Berthold M. Kuhn and Dimitrios L. Margellos on Global Perspectives on Megatrends
In Global Perspectives on Megatrends: The Future as Seen by Analysts and Researchers from Different World Regions, we, Berthold M. Kuhn and Dimitrios L. Margellos, present an analysis of twelve global trends shaping our future. In dialogue with renowned think tanks, we integrated more than thirty interviews with leading researchers, investors, and activists from different world regions. We heard about how young activists from the Fridays for Future movement are changing their approach to save the Earth from climate catastrophe and how Indian IT Experts, the Estonian E-Governance Academy, and a young activist from the Electronic Frontier Foundation think about opportunities and risks related to digitalization. We also dug into how the pandemic affected food markets in Africa, how inequality plays out in Bangladesh, and how a chief executive of a nonprofit organization in the Seychelles addresses sustainable tourism.
We expected that experts from different backgrounds would hold very different views on megatrends. While perspectives differed between think tanks and international experts, we were positively surprised by how many converging views we were able to collect on pressing issues such as the future of climate action, smart city development, sustainable finance, migration management, and the emergence of a multipolar world order. Our interview partners all agreed on the broadening and deepening of climate action across industries and on the importance of emission trading, and they pointed to the difficulties in achieving progress at the level of intergovernmental negotiations.
We also sought to go beyond conventional megatrend analysis and not limit ourselves to technology, business, or population trends. Instead, we adopted a thorough selection process and eventually prioritized twelve trends according to attention paid to them by researchers, policy makers, the investment community, the media, and social movements. These twelve trends were deemed to be megatrends: climate action and sustainability; digitization; inequality demography; urbanization and smart cities; health and nutrition; the green economy; sustainable finance; multipolar world order and the future of multilateralism; democracy and governance innovations; civilizational developments (diversity, individualization and loneliness, gender shift, and identity politics); and migration.

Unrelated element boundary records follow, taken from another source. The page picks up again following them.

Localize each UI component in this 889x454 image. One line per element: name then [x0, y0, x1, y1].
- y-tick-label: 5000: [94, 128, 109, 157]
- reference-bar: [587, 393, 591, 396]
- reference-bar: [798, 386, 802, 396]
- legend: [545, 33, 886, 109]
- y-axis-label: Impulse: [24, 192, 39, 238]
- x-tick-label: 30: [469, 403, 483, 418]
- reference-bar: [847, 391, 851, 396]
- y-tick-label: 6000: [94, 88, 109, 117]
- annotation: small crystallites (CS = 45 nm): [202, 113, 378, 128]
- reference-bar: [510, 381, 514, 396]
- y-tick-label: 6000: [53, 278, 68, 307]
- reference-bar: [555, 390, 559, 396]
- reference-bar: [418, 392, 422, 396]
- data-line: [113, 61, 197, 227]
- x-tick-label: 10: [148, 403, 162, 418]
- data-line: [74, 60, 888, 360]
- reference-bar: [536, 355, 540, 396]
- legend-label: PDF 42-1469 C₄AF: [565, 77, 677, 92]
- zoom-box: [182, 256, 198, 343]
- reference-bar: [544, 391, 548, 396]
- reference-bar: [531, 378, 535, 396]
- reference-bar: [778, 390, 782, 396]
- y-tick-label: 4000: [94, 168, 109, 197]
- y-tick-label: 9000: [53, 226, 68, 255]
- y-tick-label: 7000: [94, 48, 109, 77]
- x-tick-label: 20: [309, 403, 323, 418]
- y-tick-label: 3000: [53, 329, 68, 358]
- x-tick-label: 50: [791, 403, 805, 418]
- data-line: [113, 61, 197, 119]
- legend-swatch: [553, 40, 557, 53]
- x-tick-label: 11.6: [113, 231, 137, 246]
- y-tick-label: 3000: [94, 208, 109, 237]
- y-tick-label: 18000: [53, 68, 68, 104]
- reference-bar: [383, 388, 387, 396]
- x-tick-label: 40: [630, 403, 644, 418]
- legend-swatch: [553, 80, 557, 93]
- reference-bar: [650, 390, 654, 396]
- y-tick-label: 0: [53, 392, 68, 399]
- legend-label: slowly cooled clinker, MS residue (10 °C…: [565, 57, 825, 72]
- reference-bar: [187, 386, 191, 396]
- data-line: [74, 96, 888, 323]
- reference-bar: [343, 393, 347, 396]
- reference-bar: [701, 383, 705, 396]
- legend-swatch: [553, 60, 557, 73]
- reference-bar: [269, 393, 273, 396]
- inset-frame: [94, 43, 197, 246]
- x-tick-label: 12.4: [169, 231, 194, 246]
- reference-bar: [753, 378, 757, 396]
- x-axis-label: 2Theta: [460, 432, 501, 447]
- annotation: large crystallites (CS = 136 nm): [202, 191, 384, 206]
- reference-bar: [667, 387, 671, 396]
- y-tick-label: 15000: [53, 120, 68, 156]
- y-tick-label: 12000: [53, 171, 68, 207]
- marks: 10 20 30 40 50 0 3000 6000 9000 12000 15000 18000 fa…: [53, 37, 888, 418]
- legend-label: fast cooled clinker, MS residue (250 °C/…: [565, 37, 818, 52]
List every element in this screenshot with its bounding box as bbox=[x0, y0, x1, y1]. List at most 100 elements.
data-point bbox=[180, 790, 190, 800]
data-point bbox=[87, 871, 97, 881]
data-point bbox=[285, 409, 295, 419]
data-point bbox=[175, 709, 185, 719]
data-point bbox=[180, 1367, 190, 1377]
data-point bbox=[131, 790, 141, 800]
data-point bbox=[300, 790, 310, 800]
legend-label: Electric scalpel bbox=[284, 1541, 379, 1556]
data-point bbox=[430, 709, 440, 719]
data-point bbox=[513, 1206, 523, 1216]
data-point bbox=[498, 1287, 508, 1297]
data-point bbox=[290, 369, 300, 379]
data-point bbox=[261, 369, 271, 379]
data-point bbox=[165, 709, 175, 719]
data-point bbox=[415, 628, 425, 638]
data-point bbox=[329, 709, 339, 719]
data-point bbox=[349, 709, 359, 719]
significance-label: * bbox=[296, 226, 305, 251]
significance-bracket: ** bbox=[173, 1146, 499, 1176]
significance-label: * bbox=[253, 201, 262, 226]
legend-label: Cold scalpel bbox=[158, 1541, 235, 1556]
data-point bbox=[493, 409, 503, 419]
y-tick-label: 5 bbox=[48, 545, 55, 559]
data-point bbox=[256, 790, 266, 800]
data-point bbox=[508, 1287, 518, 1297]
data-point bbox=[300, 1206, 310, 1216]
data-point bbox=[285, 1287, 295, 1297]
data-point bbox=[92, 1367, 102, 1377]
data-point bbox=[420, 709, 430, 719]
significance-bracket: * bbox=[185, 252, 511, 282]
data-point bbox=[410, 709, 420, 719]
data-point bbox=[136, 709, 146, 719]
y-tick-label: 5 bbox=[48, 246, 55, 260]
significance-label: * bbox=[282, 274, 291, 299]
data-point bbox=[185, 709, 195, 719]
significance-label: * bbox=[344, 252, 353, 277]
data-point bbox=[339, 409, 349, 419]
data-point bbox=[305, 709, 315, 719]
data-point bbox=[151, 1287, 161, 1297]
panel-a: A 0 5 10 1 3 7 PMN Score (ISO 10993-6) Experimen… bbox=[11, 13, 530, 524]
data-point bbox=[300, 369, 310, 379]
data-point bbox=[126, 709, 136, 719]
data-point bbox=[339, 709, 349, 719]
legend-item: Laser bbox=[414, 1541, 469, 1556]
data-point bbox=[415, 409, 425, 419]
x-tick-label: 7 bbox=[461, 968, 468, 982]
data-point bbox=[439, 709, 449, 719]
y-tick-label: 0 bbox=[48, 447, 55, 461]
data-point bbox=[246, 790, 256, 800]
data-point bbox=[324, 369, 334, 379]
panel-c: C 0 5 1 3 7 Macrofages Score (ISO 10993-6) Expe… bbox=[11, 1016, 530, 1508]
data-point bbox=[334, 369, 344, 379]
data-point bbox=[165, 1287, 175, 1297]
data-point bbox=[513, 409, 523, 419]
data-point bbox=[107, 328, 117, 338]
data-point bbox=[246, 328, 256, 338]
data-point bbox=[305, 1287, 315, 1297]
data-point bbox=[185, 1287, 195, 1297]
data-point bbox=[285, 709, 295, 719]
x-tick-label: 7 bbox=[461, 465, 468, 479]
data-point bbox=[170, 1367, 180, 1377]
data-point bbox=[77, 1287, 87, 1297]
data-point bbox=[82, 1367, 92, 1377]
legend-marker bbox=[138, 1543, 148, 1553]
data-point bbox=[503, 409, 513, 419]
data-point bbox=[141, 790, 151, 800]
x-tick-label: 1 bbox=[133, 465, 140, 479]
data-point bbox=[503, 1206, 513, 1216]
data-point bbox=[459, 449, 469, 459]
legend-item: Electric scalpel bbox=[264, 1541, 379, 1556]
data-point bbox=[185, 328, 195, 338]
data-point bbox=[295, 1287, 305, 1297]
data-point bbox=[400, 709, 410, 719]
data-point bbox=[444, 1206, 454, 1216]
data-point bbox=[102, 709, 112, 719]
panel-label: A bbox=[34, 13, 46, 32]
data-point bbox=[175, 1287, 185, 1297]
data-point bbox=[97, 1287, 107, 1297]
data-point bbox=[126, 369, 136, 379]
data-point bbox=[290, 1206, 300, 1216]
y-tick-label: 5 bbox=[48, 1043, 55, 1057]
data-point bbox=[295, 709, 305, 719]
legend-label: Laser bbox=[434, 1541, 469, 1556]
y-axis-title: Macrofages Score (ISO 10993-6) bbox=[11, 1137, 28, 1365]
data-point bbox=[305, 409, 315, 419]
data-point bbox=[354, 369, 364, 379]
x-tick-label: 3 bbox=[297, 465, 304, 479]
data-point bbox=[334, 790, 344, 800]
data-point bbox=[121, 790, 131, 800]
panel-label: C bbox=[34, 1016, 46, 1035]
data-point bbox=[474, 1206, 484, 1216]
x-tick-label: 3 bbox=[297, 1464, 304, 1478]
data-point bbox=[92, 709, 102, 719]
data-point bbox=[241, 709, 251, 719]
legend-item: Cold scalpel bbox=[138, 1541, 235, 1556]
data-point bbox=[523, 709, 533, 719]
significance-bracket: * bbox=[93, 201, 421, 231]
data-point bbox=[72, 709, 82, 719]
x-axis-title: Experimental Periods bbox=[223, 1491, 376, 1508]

…we were positively surprised by how many converging views we were able to collect on pressing issues such as the future of climate action, smart city development, sustainable finance, migration management, and the emergence of a multipolar world order.
The intersections of megatrends cannot be overstated. Some are even contingent on the existence of others—for example, sustainable finance clearly stems from climate action—while others, such as the green economy, are based on an understanding that inequality during times of climate crisis must not be neglected.
Megatrends are, in essence, larger than life; they are inescapable. Thus, they affect almost every aspect of professional and private life. Climate change is the ominous threat that looms over all of us as we make seemingly inconsequential decisions on what to purchase in our everyday lives; at the same time, it is disrupting entire industries and businesses, such as the fossil fuel and construction sectors, often to the point of “creative destruction.” It is a trend so large that it can give birth to new economic paradigms like degrowth, the green economy, the circular economy, and it will surely redefine other trends such as migration, with billions of people expected to be displaced over the coming decades.
From creating one-toone digital copies of smart cities to AIs that render the Turing test a relic of the past, digitization is also pushing the boundaries of what we once thought was possible. As we traverse the age of social media, whereby our acclimatization to the reality of a digital world and the myriad of politically and socially existential questions it poses sees us struggle to keep up with our technological advancements, we begin to realize that the unrelenting force of digitization is not always harnessed for good.
The intersections of megatrends cannot be overstated.
Similarly, we pay great attention to social megatrends, such as inequality, as we believe the future of our societies to be defined by the people’s will. Though many of the great consulting firms shy away from facing the reality of unequal states of living and the effect it has on our future, there is no looking away from the massive global unrest from Ecuador all the way to Sri Lanka.
We consider this book an essential contribution to the literature on megatrends and future research, as it presents analyses on megatrends from the perspective of different countries and global regions. Unlike some other global megatrend projects, it does not take a U.S.- or Eurocentric view of major changes, even though experts from both the United States and Europe have their say in the book.
The book also strikes a good balance between fact-based megatrend research and strategic foresight analysis. It concludes with a chapter on visions for the world in 2030 and presents a summary of a vision talk involving three experts researching nothing less than the future of humanity.